次回の診察時に「座薬がうまく使えなかったので、飲み薬に変えてもらえませんか」と相談してみてください。多くの場合、代替の薬を出してもらえると思います。どちらが正解ということはなくて、その子に合った方法を選べばいいんです!

また、そもそも解熱剤を使うタイミングも考えてみましょう。38.5度以上で本人がつらそうな時に使うのが基本ですが、熱があっても元気に遊んでいるなら無理に下げる必要はないという考え方もあります。熱は体が病気と戦っている証拠でもあるんですね。

最後に:完璧を目指さなくて大丈夫!

座薬を入れるのって、本当に難しいですよね。特に初めての時は手が震えてしまったり、子どもが泣いて暴れたりして、親の方がパニックになってしまうこともあると思います。

でも何度か経験していくうちに、だんだんコツがわかってきます。そして子ども自身も成長して、「これをすると楽になるんだ」と理解してくれるようになるんですね。今うまくいかなくても、それは親として失格なんかじゃありません!
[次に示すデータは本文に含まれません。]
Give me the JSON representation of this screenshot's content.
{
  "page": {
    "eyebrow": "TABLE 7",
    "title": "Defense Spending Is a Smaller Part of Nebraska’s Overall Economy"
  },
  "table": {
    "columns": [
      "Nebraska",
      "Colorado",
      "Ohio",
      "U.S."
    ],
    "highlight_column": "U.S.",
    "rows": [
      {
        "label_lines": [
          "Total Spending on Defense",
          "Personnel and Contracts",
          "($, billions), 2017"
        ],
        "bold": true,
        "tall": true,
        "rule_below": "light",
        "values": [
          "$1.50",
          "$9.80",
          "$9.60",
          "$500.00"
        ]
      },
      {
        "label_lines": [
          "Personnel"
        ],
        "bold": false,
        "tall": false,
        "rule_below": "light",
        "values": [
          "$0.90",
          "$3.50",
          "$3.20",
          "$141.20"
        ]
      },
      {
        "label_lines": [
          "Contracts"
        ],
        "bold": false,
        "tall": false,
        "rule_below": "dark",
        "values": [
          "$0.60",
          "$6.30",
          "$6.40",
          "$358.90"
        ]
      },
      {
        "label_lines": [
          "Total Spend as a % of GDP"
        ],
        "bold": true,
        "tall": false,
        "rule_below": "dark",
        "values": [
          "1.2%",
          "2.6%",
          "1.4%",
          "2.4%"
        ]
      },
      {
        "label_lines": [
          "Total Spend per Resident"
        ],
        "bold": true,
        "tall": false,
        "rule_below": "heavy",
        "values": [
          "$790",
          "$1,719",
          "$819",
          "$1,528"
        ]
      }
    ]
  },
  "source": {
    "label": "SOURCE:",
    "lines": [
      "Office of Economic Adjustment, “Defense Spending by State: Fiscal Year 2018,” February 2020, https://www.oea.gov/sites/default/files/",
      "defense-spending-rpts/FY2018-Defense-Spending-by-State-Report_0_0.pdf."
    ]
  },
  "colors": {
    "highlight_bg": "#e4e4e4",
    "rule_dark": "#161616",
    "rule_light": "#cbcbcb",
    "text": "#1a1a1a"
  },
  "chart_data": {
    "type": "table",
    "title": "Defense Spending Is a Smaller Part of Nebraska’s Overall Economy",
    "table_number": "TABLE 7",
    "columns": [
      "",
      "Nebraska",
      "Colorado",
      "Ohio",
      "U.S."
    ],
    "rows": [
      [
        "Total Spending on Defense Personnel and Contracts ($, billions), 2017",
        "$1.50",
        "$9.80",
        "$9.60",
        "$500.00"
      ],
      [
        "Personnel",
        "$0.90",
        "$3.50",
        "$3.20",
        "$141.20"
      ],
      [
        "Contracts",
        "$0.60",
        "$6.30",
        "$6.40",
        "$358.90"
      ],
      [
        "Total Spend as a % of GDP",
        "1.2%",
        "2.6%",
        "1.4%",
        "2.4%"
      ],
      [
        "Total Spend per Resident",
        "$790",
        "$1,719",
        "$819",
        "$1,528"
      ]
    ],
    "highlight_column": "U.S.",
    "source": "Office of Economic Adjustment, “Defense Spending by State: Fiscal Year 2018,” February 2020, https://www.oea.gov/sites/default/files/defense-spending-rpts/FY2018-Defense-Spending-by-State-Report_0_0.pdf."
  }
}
入れられなかったら飲み薬に変えてもらえばいいし、どうしても薬が使えなかったとしても、水分補給と安静で様子を見るという選択肢もあります。大切なのは子どもの様子をよく観察して、必要な時に適切な医療につなげることだと思います。

完璧な方法なんてないんです。試行錯誤しながら、その時その時でベストを尽くす。それが子育てであり、看護でもあるんじゃないでしょうか。みんな同じように悩んで、同じように試行錯誤しています。一緒に頑張りましょうね!